Il presule è intervenuto alla Pontificia Università Lateranense (PUL) nell’ambito del ciclo “Rileggere il Concilio. Storici e teologi a confronto”, organizzato dal Centro Studi e Ricerche sul Concilio Vaticano II dell’ateneo romano in collaborazione con l’Institut français-Centre Saint-Louis di Roma.

Per mons. Minnerath, la Dignitatis Humanae (DH) è “uno dei testi più importanti del Concilio Vaticano II”. In merito alla libertà religiosa, il documento ha avuto “una incidenza diretta” non solo sui rapporti esterni della Chiesa con gli Stati e con le altre religioni, ma in quelli interni: è diventato infatti una “pietra d’inciampo” per coloro come la Fraternità San Pio X, che si sono chiusi su una posizione estrema e lo ritengono contrario alla Tradizione.

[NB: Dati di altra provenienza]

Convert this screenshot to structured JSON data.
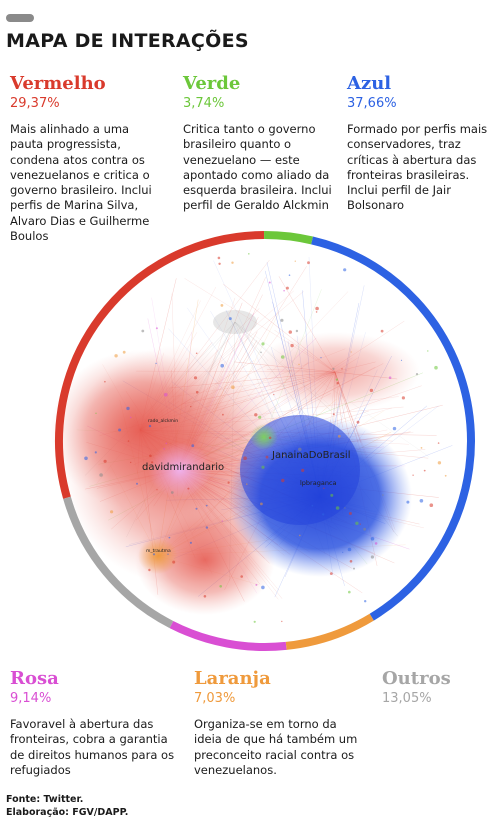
{
  "header": {
    "title": "MAPA DE INTERAÇÕES"
  },
  "groups": [
    {
      "name": "Vermelho",
      "pct": "29,37%",
      "color": "#d93a2c",
      "desc": "Mais alinhado a uma pauta progressista, condena atos contra os venezuelanos e critica o governo brasileiro. Inclui perfis de Marina Silva, Alvaro Dias e Guilherme Boulos"
    },
    {
      "name": "Verde",
      "pct": "3,74%",
      "color": "#6cc73a",
      "desc": "Critica tanto o governo brasileiro quanto o venezuelano — este apontado como aliado da esquerda brasileira. Inclui perfil de Geraldo Alckmin"
    },
    {
      "name": "Azul",
      "pct": "37,66%",
      "color": "#2d62e3",
      "desc": "Formado por perfis mais conservadores, traz críticas à abertura das fronteiras brasileiras. Inclui perfil de Jair Bolsonaro"
    },
    {
      "name": "Rosa",
      "pct": "9,14%",
      "color": "#d94fd3",
      "desc": "Favoravel à abertura das fronteiras, cobra a garantia de direitos humanos para os refugiados"
    },
    {
      "name": "Laranja",
      "pct": "7,03%",
      "color": "#ef9a3c",
      "desc": "Organiza-se em torno da ideia de que há também um preconceito racial contra os venezuelanos."
    },
    {
      "name": "Outros",
      "pct": "13,05%",
      "color": "#a6a6a6",
      "desc": ""
    }
  ],
  "chart_data": {
    "type": "pie",
    "title": "MAPA DE INTERAÇÕES",
    "categories": [
      "Vermelho",
      "Verde",
      "Azul",
      "Laranja",
      "Rosa",
      "Outros"
    ],
    "values": [
      29.37,
      3.74,
      37.66,
      7.03,
      9.14,
      13.05
    ],
    "colors": [
      "#d93a2c",
      "#6cc73a",
      "#2d62e3",
      "#ef9a3c",
      "#d94fd3",
      "#a6a6a6"
    ],
    "start_angle_deg": -106,
    "direction": "clockwise",
    "style": "ring around network graph",
    "node_labels": [
      "davidmirandario",
      "JanainaDoBrasil",
      "lpbraganca",
      "m_trautma",
      "rado_alckmin"
    ]
  },
  "footer": {
    "source": "Fonte: Twitter.",
    "credit": "Elaboração: FGV/DAPP."
  }
}
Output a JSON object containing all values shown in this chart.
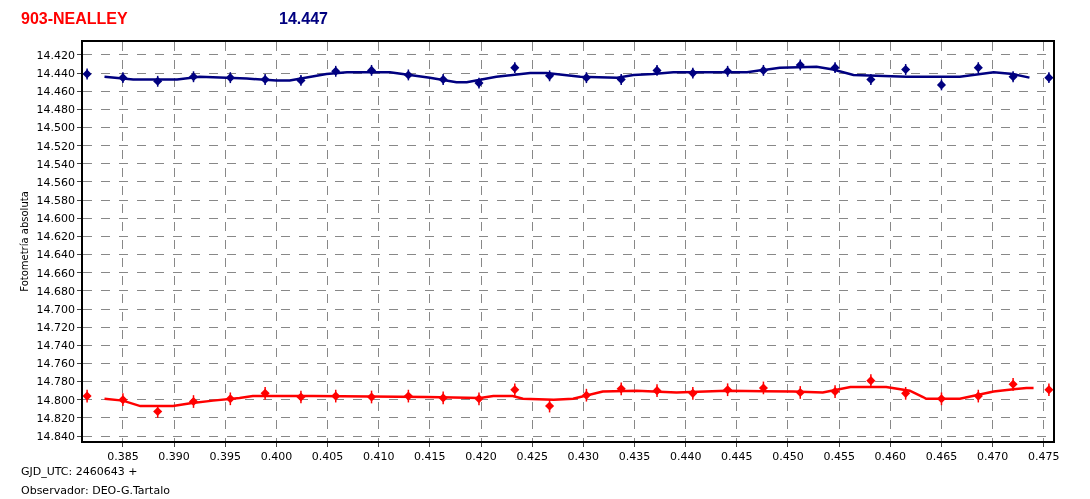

Secondo mons. Minnerath, la Chiesa non può non difendere la libertà di religione. Come ha ricordato il presule, “è sul terreno del cristianesimo che l’idea stessa di ‘libertà di religione’ ha potuto nascere e portare frutti”.

Già all’inizio del III secolo, Tertulliano rivendicava infatti la “libertà di religione” o libertas religionis (cfr. Apologeticum, 24, 6).

E’ stato il cristianesimo – ha proseguito Minnerath – che ha trasformato la religione in una scelta personale, facendo un distinguo tra appartenenza religiosa e appartenenza cittadina, culturale o etnica.

Nel XIX secolo, ha osservato l’arcivescovo di Digione, la libertà di coscienza era intesa come “libertà di non credere”, come “una liberazione rispetto al dogma e alla morale cattolica”.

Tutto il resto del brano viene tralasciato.